MAGIC!, the Los Angeles-based Canadian transplants whose reggae-pop song “Rude” went double-platinum in Canada before their debut album comes out in June, will be joining Simple Plan, Kardinal Offishall and Alyssa Reid for OneXOne’s Inaugural Million Meals Movement May 23, performing a fundraising concert at Toronto’s Sony Centre for the Performing Arts. Most of the artists will also be packing the meals in the daytime at Kool Haus.
Proceeds from the concert (tickets range from $42 to $116) will benefit the ONEXONE and Simple Plan Foundations and “kick start the community-based initiative of eventually packing one million meals for children in need across North America,” according to ONEXONE. Food services company Sodexo, which serves one million customers daily, will be providing meals that will be packed and distributed in Toronto and Montreal.
This will be the MAGIC!’S first charity event and while all four band members — frontman Nasri Atweh, guitarist Mark Pelli, drummer Alex Tanas and bassist Ben Spivak — are fully onboard and supportive of movement, for now it’s just a one-off. Atweh tells Samaritanmag he suspects, collectively, they will pick something music-related to truly get behind.
“As a band, right now, what we’ve been talking about … my older brother’s actually a school teacher and we’re always having discussions about kids who learn how to play music at an early age and how they probably have an advantage and a learning curve over other kids because music, in itself, if you can get to that point where you can actually learn how to play an instrument at a young age, you actually learn how to focus on something very minute.
“So that’s something we’re talking about, trying to figure out how to involve ourselves with either the school board or just start off with one school and just see how it goes, teaching kids how to play music.”
Atweh is a successful songwriter and producer with creative partner Adam Messinger (known as The Messengers) — penning songs for New Kids On The Block, Justin Bieber, Pitbull, Chris Brown and Christina Aguilera — but he says, “Right now MAGIC! we’re still poor musicians who are just starting.

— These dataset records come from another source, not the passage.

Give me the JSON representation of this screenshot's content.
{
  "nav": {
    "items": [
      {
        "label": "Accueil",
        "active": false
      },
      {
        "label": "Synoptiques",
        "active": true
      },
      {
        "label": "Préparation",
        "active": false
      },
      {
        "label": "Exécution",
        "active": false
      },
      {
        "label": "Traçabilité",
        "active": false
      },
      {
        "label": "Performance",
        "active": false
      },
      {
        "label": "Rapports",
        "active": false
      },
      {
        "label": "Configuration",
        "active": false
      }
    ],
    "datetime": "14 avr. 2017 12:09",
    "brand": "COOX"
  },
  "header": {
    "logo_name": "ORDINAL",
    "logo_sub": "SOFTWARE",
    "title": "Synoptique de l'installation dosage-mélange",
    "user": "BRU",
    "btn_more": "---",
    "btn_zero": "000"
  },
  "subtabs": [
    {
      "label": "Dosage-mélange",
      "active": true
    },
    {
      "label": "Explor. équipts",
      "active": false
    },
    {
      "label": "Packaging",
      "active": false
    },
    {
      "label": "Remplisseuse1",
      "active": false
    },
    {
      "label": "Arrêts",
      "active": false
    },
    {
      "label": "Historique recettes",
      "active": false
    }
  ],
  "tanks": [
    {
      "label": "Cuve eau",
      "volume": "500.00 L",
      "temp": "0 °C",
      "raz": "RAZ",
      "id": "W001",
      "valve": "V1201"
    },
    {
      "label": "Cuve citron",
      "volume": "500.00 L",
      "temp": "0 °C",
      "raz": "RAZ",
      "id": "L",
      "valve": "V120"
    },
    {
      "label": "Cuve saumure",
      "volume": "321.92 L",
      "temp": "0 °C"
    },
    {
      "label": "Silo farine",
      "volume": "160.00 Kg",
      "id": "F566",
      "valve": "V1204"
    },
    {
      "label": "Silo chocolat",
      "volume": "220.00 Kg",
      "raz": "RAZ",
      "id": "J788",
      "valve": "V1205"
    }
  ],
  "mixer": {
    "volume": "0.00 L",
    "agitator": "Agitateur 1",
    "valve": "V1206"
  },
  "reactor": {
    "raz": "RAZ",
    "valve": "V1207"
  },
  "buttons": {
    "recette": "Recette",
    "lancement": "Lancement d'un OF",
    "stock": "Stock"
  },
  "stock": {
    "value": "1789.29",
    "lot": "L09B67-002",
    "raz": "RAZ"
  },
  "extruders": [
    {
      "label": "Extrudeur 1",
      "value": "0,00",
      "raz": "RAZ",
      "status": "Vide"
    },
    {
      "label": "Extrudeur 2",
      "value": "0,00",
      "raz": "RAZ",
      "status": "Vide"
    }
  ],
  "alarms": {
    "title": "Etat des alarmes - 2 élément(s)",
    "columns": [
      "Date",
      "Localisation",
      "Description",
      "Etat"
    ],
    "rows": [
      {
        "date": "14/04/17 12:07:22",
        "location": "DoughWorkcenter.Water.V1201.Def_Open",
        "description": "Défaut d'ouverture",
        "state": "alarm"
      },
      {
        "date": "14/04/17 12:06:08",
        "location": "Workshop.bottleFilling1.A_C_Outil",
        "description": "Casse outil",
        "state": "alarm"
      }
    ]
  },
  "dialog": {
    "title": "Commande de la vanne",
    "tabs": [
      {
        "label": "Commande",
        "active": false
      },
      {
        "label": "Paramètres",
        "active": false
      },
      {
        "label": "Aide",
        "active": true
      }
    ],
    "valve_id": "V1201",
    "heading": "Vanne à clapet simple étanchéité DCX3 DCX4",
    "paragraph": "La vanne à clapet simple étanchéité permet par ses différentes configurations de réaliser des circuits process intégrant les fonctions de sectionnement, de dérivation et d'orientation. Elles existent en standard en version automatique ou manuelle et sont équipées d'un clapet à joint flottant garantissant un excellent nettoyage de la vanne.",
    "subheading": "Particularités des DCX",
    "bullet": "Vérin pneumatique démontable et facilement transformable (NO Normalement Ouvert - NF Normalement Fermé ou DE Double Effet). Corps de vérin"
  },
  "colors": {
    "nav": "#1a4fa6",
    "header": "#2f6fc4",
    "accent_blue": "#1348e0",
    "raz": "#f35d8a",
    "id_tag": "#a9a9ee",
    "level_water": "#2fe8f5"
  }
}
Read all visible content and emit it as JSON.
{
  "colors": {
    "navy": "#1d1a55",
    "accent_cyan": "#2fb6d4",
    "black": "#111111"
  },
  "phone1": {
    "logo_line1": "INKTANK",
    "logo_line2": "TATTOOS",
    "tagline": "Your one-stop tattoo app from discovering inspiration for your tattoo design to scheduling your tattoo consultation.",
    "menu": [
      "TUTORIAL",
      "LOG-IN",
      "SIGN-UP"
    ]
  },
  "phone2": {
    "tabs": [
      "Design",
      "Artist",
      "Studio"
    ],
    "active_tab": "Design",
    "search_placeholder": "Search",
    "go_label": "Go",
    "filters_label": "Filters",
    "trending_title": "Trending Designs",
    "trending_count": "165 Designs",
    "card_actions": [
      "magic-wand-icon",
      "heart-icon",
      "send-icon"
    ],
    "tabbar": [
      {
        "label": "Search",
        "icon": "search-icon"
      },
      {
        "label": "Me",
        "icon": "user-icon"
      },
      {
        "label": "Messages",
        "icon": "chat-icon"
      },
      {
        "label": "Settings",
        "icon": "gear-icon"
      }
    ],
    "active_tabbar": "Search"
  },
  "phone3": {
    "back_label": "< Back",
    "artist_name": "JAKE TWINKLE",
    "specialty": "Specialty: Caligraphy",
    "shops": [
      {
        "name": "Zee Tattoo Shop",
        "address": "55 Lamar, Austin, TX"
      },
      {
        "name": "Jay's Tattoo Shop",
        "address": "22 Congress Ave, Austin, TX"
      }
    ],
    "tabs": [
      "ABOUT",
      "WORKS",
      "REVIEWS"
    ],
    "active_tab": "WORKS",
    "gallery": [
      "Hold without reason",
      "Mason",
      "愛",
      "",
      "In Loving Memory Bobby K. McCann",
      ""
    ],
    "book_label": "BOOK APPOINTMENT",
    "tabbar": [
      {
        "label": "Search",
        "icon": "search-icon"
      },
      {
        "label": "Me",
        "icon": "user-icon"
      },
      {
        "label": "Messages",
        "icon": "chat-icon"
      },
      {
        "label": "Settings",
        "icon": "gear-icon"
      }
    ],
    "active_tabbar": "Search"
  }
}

“I know for a fact that we’re all going to have our own causes because all of our parents and parents’ parents, through your own genetic line, have issues and we’ll all attack those things, but right now what we have as a unit is music. So we can share that right now until we’re able to make real money and be able to make more of a difference.
“Right now we’ll share our gift of music to people. MAGIC! will definitely be one of the bands that people can look up to and feel comfortable and you can bring your kids out to the show — because we’re not acting weird. We just play our songs and have fun and through that I believe that people, young kids, can look up to us more than a lot of these weird pop stars who are on drugs and a mess.”